The Structure of YVSP Community Process

The Advisory Team

The Advisory Team consists of leading scholars and practitioners in the youth violence prevention field who inform the underlying strategy and approach of the YVSP and regularly advise the project team.  

Dean Borgman

Gordon Conwell Theological Seminary,
Charles E. Culpeper Professor of Youth Ministries, 1976

Rev. Jeffrey Brown

Executive Director of Boston TenPoint Coalition

Rev. Dr. Ray Hammond

Chair of Board of Directors of the Boston Foundation
Chair and Founder of the Ten Point Coalition

Jack McDevitt

Northeastern University,
Associate Dean for Research and Graduate Studies in the College of Criminal Justice
Director of the Center for Criminal Justice Policy Research
Director of the Institute on Race and Justice

Neighborhood Design Teams

Neighborhood design teams were convened in three neighborhoods, each consisting of 12 community residents (6 adults and 6 youth). These teams oversaw and approved the development of our model framework and the core logic of the model. They worked in close coordination with our computer model builder who translated their findings into visual diagrams and then into a computer model. Each design team, along with additional community members, regularly reviewed, tested and approved the model as it was being developed. The teams were led through a collaborative learning process which focused on building trust and a spirit of inquiry with participants by openly challenging assumptions, experimenting and reflecting publicly about the project design, and digging for deeper shared insight into each topic area.  

The design teams were assembled with the assistance of lead community partners which were selected for their history of work in youth violence at the community level, and their respected status as community-led agencies in their respective neighborhoods. Three partners were selected in each target neighborhood who were responsible for selecting four individuals for the team (1 agency worker, 1 adult community resident, and 2 youth community residents). 
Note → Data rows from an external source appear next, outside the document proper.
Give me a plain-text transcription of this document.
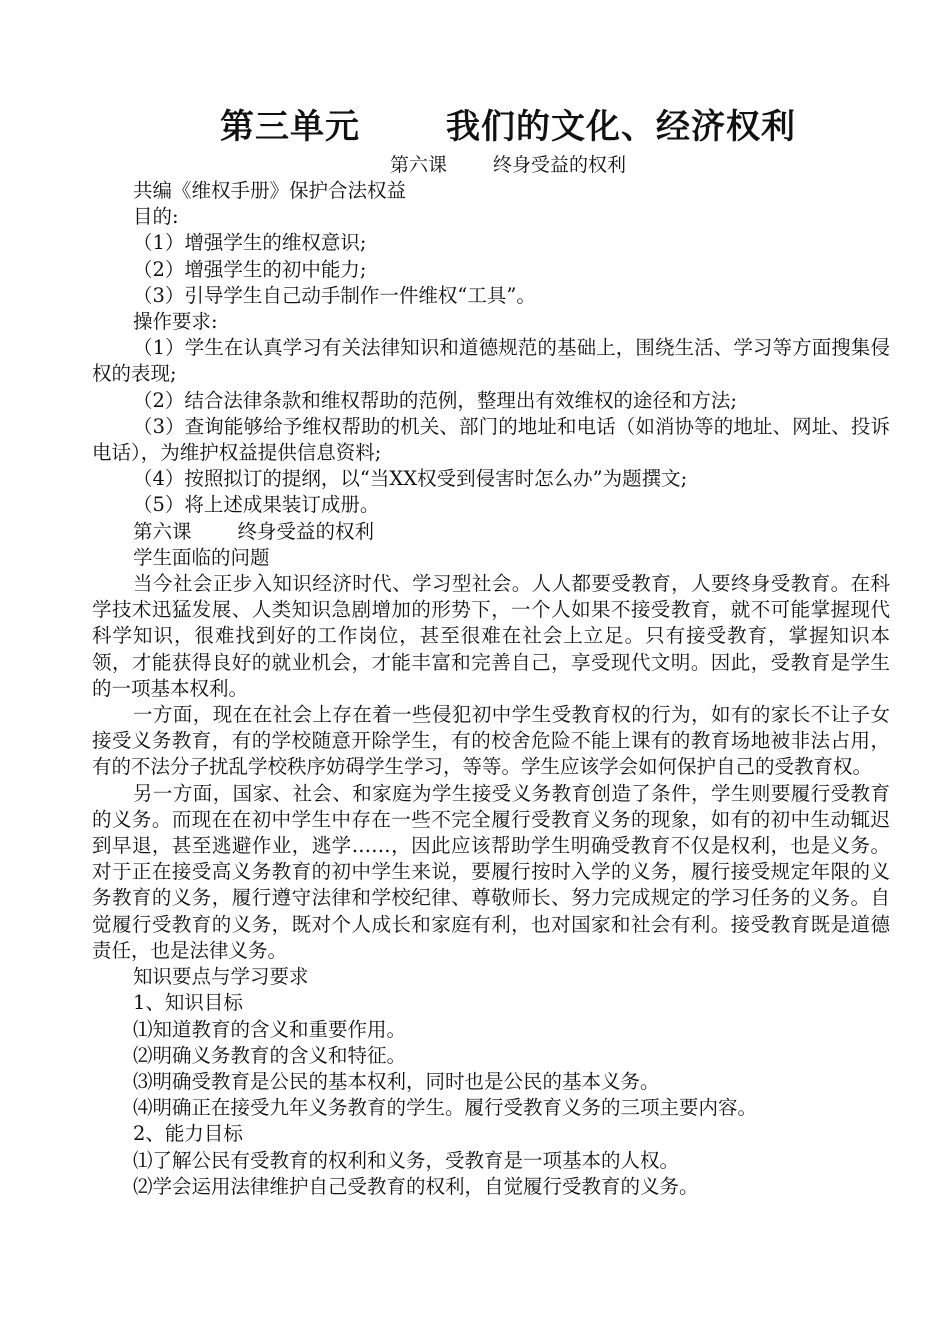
第三单元	我们的文化、经济权利
第六课 终身受益的权利

共编《维权手册》保护合法权益

目的:

（1）增强学生的维权意识;

（2）增强学生的初中能力;

（3）引导学生自己动手制作一件维权“工具”。

操作要求:

（1）学生在认真学习有关法律知识和道德规范的基础上，围绕生活、学习等方面搜集侵权的表现;

（2）结合法律条款和维权帮助的范例，整理出有效维权的途径和方法;

（3）查询能够给予维权帮助的机关、部门的地址和电话（如消协等的地址、网址、投诉电话），为维护权益提供信息资料;

（4）按照拟订的提纲，以“当XX权受到侵害时怎么办”为题撰文;

（5）将上述成果装订成册。

第六课 终身受益的权利

学生面临的问题

当今社会正步入知识经济时代、学习型社会。人人都要受教育，人要终身受教育。在科学技术迅猛发展、人类知识急剧增加的形势下，一个人如果不接受教育，就不可能掌握现代科学知识，很难找到好的工作岗位，甚至很难在社会上立足。只有接受教育，掌握知识本领，才能获得良好的就业机会，才能丰富和完善自己，享受现代文明。因此，受教育是学生的一项基本权利。

一方面，现在在社会上存在着一些侵犯初中学生受教育权的行为，如有的家长不让子女接受义务教育，有的学校随意开除学生，有的校舍危险不能上课有的教育场地被非法占用，有的不法分子扰乱学校秩序妨碍学生学习，等等。学生应该学会如何保护自己的受教育权。

另一方面，国家、社会、和家庭为学生接受义务教育创造了条件，学生则要履行受教育的义务。而现在在初中学生中存在一些不完全履行受教育义务的现象，如有的初中生动辄迟到早退，甚至逃避作业，逃学……，因此应该帮助学生明确受教育不仅是权利，也是义务。对于正在接受高义务教育的初中学生来说，要履行按时入学的义务，履行接受规定年限的义务教育的义务，履行遵守法律和学校纪律、尊敬师长、努力完成规定的学习任务的义务。自觉履行受教育的义务，既对个人成长和家庭有利，也对国家和社会有利。接受教育既是道德责任，也是法律义务。

知识要点与学习要求

1、知识目标

⑴知道教育的含义和重要作用。

⑵明确义务教育的含义和特征。

⑶明确受教育是公民的基本权利，同时也是公民的基本义务。

⑷明确正在接受九年义务教育的学生。履行受教育义务的三项主要内容。

2、能力目标

⑴了解公民有受教育的权利和义务，受教育是一项基本的人权。

⑵学会运用法律维护自己受教育的权利，自觉履行受教育的义务。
Stakeholder Listening Sessions

Focus groups, in-depth interviews, and information sessions were held with community residents, community-based agencies, and academic and institutional stakeholders to inform and secure their input regarding the project design, execution, and implementation. These individuals were selected due to their acknowledged role as gatekeepers to networks that would provide access to key people, information, and data required for the successful execution of the project. Their input was essential in helping to design a process that was acceptable to community residents and to attaining the required data sets. The information gathered from this formative research provided critical insight into the history, politics, and power dynamics at work in the field of youth violence reduction in the city of Boston – information which was needed to effectively launch a large citywide initiative. 

In Phase IV (2010), the YVSP will convene an academic forum to explore the public health and criminology/sociology implications of the model, discuss the model’s underlying logic and merits, and obtain attendees’ critical academic review and feedback. 

Community Meetings

In 2009, the YVSP held periodic meetings within a larger community setting as a way to engage a broader cross section of the community for input into the model building process. The three primary meetings in 2009 were hosted by:

  • The GOTCHA Collaborative
  • Mass Housing
  • Louis D. Brown Peace Institute

Likewise in Phase IV (2010), the YVSP will continue to present at community meetings to increase awareness of a systems approach to youth violence. YVSP will also convene two community conferences to discuss model feedback and usability recommendations. 

Model Use Trainings

In Phase IV, the YVSP will train a targeted group of stakeholders and practitioners and work with the High Risk Youth Network to identify and train qualified youth workers to serve as certified data providers who will help obtain additional neighborhood data so the model can continue to be updated with new information. 

Specifically we aim to:

  • Train 50 community agencies on how to use the model effectively and provide ongoing support.
  • Train 200 youth workers to understand and use the model as they work with youth all over the city. This training will consist of workshops, forums, and courses that are designed to teach youth workers about the key concepts that make up the core logic of the model as well as the use of the model “flight simulator” which will be available to the general public.
  • Train other interested stakeholders (including policymakers and institutional organizations) so they will be better able to evaluate past, current and proposed intervention strategies.